In a hotel, should we have the same service expectations from WiFi as we do for hot running water?

Time was when you couldn’t always guarantee hot running water in hotels in parts of France or Southern Europe. It came with the territory, so to speak. You knew there were were areas what this was a distinct possibility. So one could presumably excuse many smaller hotels whose ISP infrastructure is a little rickety, no?

No. In an aggressive low-margin industry, smaller hotels include free Internet access as part of their value proposition and differentiator to attract customers. It is used in the same way that “hot running water” used to be advertised in some hotels where such service could not be taken for granted.

To add insult to injury today, not only do I not have my trusty smartphone as my access point to the Internet and the world, my work, my contacts, my friends – but I’m in hotel in Cannes, France that takes, let’s be kind, a “relaxed” attitude towards the provision of Internet connectivity.

Instead, the Suite Novotel Cannes has an all-too-typical and cavalier attitude to service provision, somewhat equivalent to saying “so you have no water? Well, someone might be able to fix that in the morning. Nothing I can do, it’s not my problem. Good night.” You offer a reasonable brand (Novotel), a reasonable room, a hefty price but “free, unlimited, wireless Internet access” as a palliative. It’s a business hotel and, well, I want to get on and do some of my business – Online. Which is why I chose you. Instead I’m pinging the Internet every fifteen minutes or so to see if I can get squeeze another email in or out. It’s like sucking honey through a thin straw.

As customers, are we too mute in our responses to poor service in this area? To the “Sorry, the IT guy’s not around”; “We have no control over this, it’s our service provider” (more common); “I’m not really sure how it works, someone might be able to take a look in the morning” (most common)?
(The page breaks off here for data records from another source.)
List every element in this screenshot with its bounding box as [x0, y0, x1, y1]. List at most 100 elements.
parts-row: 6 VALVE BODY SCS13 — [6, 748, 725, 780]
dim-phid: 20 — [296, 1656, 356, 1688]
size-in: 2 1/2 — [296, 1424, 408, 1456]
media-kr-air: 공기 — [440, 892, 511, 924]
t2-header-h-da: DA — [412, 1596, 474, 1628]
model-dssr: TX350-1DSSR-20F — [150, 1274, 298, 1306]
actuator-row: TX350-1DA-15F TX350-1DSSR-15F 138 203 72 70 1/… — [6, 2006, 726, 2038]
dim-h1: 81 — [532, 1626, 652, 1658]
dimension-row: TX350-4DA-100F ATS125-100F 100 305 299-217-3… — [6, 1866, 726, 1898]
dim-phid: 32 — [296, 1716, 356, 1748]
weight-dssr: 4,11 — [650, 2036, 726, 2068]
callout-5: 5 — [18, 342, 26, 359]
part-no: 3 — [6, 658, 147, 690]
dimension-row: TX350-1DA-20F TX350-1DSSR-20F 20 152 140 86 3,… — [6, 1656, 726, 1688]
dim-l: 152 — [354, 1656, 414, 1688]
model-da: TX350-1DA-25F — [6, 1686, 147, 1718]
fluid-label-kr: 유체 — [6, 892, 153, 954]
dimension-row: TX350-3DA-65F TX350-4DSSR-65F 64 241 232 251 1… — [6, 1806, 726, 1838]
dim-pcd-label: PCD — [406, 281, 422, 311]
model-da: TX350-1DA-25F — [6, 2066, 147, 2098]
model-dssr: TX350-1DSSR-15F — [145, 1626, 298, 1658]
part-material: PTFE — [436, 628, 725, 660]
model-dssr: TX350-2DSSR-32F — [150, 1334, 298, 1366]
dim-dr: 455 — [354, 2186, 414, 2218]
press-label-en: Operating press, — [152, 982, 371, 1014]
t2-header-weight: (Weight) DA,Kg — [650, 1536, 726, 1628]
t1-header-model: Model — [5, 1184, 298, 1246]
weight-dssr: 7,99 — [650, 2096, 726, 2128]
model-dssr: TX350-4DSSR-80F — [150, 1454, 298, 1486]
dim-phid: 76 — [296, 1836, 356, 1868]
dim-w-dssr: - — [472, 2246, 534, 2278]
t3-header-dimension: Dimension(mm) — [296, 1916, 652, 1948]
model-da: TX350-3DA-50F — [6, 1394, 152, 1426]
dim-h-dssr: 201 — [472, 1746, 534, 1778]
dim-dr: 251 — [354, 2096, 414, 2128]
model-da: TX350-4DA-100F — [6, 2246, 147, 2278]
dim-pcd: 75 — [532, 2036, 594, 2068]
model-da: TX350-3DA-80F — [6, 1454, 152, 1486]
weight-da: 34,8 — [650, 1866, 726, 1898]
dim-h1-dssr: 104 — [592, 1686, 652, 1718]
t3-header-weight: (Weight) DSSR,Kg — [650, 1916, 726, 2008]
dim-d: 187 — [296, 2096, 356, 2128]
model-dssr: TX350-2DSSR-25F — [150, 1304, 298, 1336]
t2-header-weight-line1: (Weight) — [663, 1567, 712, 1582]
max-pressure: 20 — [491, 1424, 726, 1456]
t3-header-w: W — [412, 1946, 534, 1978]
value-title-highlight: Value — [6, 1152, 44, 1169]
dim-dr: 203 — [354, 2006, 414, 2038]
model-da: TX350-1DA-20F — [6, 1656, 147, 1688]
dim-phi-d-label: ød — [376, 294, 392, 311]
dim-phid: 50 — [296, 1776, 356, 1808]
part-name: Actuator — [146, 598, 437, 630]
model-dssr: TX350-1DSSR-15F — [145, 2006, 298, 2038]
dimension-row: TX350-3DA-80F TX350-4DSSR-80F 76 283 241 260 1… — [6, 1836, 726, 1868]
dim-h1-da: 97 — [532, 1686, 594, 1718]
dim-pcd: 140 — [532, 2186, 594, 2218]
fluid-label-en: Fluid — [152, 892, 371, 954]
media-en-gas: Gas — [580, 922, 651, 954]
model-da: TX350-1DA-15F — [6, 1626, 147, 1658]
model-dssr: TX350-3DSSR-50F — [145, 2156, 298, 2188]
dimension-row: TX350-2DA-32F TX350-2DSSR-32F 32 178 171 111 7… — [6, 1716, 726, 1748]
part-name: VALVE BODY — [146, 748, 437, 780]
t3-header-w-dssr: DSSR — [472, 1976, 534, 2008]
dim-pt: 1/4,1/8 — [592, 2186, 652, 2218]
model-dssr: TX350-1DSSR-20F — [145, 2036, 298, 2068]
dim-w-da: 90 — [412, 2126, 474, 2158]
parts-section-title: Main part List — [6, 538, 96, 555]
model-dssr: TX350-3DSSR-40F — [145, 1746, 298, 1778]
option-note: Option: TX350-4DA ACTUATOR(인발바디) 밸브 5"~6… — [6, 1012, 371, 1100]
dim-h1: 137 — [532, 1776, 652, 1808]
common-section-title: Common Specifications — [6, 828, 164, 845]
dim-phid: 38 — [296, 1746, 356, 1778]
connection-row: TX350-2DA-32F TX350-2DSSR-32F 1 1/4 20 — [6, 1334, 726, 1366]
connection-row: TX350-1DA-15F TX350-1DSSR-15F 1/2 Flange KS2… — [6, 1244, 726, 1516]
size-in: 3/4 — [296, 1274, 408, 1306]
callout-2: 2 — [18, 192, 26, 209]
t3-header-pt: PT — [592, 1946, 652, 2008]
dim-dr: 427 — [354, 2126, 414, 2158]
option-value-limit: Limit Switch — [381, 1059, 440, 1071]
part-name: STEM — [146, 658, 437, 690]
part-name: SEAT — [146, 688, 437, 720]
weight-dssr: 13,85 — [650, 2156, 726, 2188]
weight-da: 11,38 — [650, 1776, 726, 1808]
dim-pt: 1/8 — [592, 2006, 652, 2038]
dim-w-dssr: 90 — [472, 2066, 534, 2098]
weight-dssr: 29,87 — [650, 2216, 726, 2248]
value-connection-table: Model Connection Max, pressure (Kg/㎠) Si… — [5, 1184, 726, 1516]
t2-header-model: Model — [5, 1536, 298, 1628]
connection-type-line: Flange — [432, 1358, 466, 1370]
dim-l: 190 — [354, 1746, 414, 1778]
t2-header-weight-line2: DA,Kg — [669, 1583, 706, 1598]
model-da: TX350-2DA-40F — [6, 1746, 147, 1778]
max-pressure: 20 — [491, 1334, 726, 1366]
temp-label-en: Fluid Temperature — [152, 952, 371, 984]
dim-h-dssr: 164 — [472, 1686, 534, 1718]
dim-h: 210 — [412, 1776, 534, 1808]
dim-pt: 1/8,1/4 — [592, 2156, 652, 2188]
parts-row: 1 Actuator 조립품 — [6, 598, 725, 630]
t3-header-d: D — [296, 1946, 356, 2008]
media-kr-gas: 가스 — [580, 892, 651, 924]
Because it’s technology, we excuse it. Running water, electricity – we understand those. If the whole neighbourhood goes dark, that’s one thing – you are not going to blame the hotel. But if the lights went out in your hotel and the water stopped flowing, just to you, you would expect the hotel to fix it pretty damned quickly. Just because the Internet access is bits and bytes and “it’s complicated” (which it isn’t), doesn’t mean that it isn’t still offered as a service and included in the cost model, pricing, and customer expectations.

This isn’t some “white whine” – I’m not claiming it’s a life or death issue (there are thankfully very, very, few) or that anyone will be harmed because I can’t get online. But I am claiming that if a hotel offers a service, it should deliver; repair it promptly if it isn’t working; and compensate customers if it can’t be restored.